Sensitivity=TP/(TP+FN) 
Specificity=TN/(FP+TN) 
Prevalence=(TP+FN)/(TP+FN+FP+TN) 
Positive Predictive Value: PPV =TP/(TP+FP)
 (e.g. if PPV=80%, 80% of positives will be correct)
Negative Predictive Value: NPV =TN/(FN+TN)
 (e.g. if NPV=80%, 80% of negatives will be correct)
Positive Likelihood=SENS/(1-SPEC) 
Negative Likelihood=(1-SENS)/SPEC)

The true rates of error depend on testing accuracy and precision, and prevalence in the population of interest. These factors can be addressed with Bayesian inference and Bayesian analysis (http://www.intmed.mcw.edu/clincalc/bayes.html) which is beyond the scope of this discussion.

In medical screening tests on healthy populations, a common strategy is to test first with low cost high sensitivty tests and then to confirm positives with higher cost high specifity tests. This strategy has the benefit of reducing the cost of testing and minimizing the risk of false positives. As the prevalance of true positives increases, the predicative value of positive screening tests go up.

In order to follow the medical model we need a two stage blacklist. The first blacklist would have high sensitivity (low cost spammy words) and the second list would have high specificity (high cost spammy domains). In contrast, both tests would be performed while keeping the domain blacklist trimmed for spammers who avoid posting spammy word.

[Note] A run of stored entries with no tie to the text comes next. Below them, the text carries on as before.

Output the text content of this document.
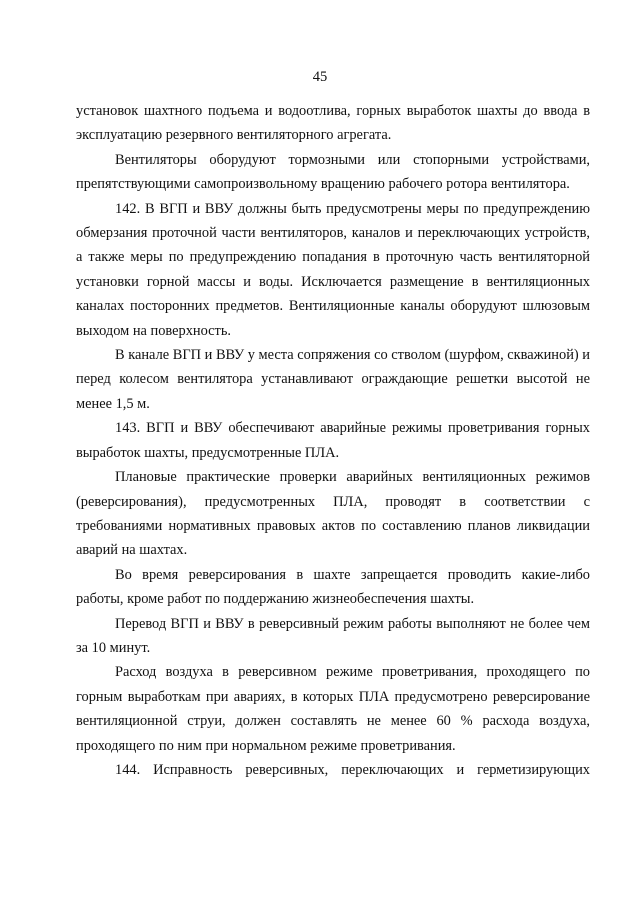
45

установок шахтного подъема и водоотлива, горных выработок шахты до ввода в эксплуатацию резервного вентиляторного агрегата.

Вентиляторы оборудуют тормозными или стопорными устройствами, препятствующими самопроизвольному вращению рабочего ротора вентилятора.

142. В ВГП и ВВУ должны быть предусмотрены меры по предупреждению обмерзания проточной части вентиляторов, каналов и переключающих устройств, а также меры по предупреждению попадания в проточную часть вентиляторной установки горной массы и воды. Исключается размещение в вентиляционных каналах посторонних предметов. Вентиляционные каналы оборудуют шлюзовым выходом на поверхность.

В канале ВГП и ВВУ у места сопряжения со стволом (шурфом, скважиной) и перед колесом вентилятора устанавливают ограждающие решетки высотой не менее 1,5 м.

143. ВГП и ВВУ обеспечивают аварийные режимы проветривания горных выработок шахты, предусмотренные ПЛА.

Плановые практические проверки аварийных вентиляционных режимов (реверсирования), предусмотренных ПЛА, проводят в соответствии с требованиями нормативных правовых актов по составлению планов ликвидации аварий на шахтах.

Во время реверсирования в шахте запрещается проводить какие-либо работы, кроме работ по поддержанию жизнеобеспечения шахты.

Перевод ВГП и ВВУ в реверсивный режим работы выполняют не более чем за 10 минут.

Расход воздуха в реверсивном режиме проветривания, проходящего по горным выработкам при авариях, в которых ПЛА предусмотрено реверсирование вентиляционной струи, должен составлять не менее 60 % расхода воздуха, проходящего по ним при нормальном режиме проветривания.

144. Исправность реверсивных, переключающих и герметизирующих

In using blacklists we can measure indirect cost as the number of elements (words,URLs,patterns) that must be compared to new content. The direct costs are system loading; user inconvenience; list maintenance; and the harvesting of new spammy words and domains. Our goal is keep the cost as low as possible without missing new spammers.

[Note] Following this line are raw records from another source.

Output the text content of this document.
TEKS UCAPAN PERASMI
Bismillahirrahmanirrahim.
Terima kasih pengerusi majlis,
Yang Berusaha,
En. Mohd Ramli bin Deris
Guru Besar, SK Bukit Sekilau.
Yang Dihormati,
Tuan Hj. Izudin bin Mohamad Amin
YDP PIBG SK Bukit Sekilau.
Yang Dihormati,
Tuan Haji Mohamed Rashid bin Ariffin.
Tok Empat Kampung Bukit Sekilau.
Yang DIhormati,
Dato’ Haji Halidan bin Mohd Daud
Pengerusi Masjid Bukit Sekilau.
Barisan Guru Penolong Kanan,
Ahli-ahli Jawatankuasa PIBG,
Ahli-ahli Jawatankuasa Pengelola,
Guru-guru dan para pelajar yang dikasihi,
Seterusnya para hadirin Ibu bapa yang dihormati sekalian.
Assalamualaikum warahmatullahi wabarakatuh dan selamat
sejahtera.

To recap (more% indicates percentage of a finite resource):

more% blacklisted URLs => more specificity
more specificity => more false negatives
more false negatives => more permission for bad content
more% blacklisted words => more sensitivity
more sensitivity => more false positives
more false positives => more blocks to good content

A minimax (http://en.wikipedia.org/wiki/Minimax) strategy for one ot more blacklists:

  1. Reduce the 'cost' by relying more on spammy words that are associated with many spammer URLs
  2. Reduce the number of false positives by tuning spam text patterns with regex (http://en.wikipedia.org/wiki/Regular_expression)
  3. Reduce the number of false negatives by including spammer URLs that do not associate with spam text

Most blacklists that I have seen depend primarily on banning domains and URLs. Spammers have an easy time finding new URLs and makes the blocking effort open ended. (A Google search for free web hosting (http://www.google.com/search?q=%22free+web+hosting%22) produces a few million hits.)

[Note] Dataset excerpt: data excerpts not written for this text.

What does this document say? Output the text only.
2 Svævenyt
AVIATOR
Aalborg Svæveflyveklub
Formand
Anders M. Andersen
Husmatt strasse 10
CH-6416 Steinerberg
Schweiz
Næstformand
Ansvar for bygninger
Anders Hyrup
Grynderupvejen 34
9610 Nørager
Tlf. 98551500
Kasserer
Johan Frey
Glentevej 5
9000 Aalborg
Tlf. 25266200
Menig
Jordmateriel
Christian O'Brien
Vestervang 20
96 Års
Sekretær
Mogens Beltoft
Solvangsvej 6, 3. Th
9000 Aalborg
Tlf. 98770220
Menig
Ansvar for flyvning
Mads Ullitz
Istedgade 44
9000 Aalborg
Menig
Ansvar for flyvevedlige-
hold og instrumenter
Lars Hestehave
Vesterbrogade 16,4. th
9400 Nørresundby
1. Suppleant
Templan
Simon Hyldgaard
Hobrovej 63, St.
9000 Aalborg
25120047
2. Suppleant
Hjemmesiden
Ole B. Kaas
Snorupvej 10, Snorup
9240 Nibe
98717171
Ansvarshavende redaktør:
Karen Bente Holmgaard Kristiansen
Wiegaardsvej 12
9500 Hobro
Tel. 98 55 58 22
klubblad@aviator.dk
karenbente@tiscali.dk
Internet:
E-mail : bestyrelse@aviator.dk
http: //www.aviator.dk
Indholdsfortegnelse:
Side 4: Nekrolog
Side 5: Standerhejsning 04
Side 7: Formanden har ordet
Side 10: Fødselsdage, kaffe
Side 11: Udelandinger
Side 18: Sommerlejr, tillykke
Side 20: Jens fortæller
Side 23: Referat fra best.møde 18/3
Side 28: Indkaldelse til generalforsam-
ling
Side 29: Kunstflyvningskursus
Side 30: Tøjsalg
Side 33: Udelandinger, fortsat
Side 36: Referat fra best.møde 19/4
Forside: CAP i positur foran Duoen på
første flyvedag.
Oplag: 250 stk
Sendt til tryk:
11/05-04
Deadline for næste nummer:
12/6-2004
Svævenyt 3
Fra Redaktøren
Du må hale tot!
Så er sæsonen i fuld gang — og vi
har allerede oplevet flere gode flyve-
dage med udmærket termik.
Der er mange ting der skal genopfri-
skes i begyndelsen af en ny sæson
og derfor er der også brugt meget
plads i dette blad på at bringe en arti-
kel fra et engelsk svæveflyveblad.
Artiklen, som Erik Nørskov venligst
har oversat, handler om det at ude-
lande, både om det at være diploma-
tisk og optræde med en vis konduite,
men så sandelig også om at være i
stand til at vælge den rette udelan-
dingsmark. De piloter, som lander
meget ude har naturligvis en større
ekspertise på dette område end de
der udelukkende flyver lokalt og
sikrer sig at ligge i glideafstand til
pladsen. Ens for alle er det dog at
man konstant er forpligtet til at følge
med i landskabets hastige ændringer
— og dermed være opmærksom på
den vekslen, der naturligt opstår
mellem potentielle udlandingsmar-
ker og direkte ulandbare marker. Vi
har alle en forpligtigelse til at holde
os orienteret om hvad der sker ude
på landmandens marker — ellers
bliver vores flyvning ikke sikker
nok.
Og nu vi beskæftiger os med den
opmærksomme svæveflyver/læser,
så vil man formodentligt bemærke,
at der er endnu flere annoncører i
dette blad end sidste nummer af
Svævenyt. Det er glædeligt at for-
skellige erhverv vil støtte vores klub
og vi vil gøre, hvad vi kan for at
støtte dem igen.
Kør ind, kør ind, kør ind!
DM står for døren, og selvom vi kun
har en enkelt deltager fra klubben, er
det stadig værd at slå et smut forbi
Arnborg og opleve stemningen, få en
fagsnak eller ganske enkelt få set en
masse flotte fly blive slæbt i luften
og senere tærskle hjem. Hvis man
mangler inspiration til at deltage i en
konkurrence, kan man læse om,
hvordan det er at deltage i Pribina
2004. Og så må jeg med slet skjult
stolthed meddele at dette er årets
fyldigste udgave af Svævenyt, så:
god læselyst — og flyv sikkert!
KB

I am developing a blacklist that uses banned text primarily and banned URLs where needed. The downside is it may block text that interferes with openness. (If a user attempts to post blocked text, feedback is solicited. [15] (http://www.katrinahelp.info/wiki/index.php/Spam_Protection_Comment)) The false positives can be mitigated by setting thresholds for more than one spammy word. The upside is the blacklist should require less intervention by administrators to block unidentified spammers.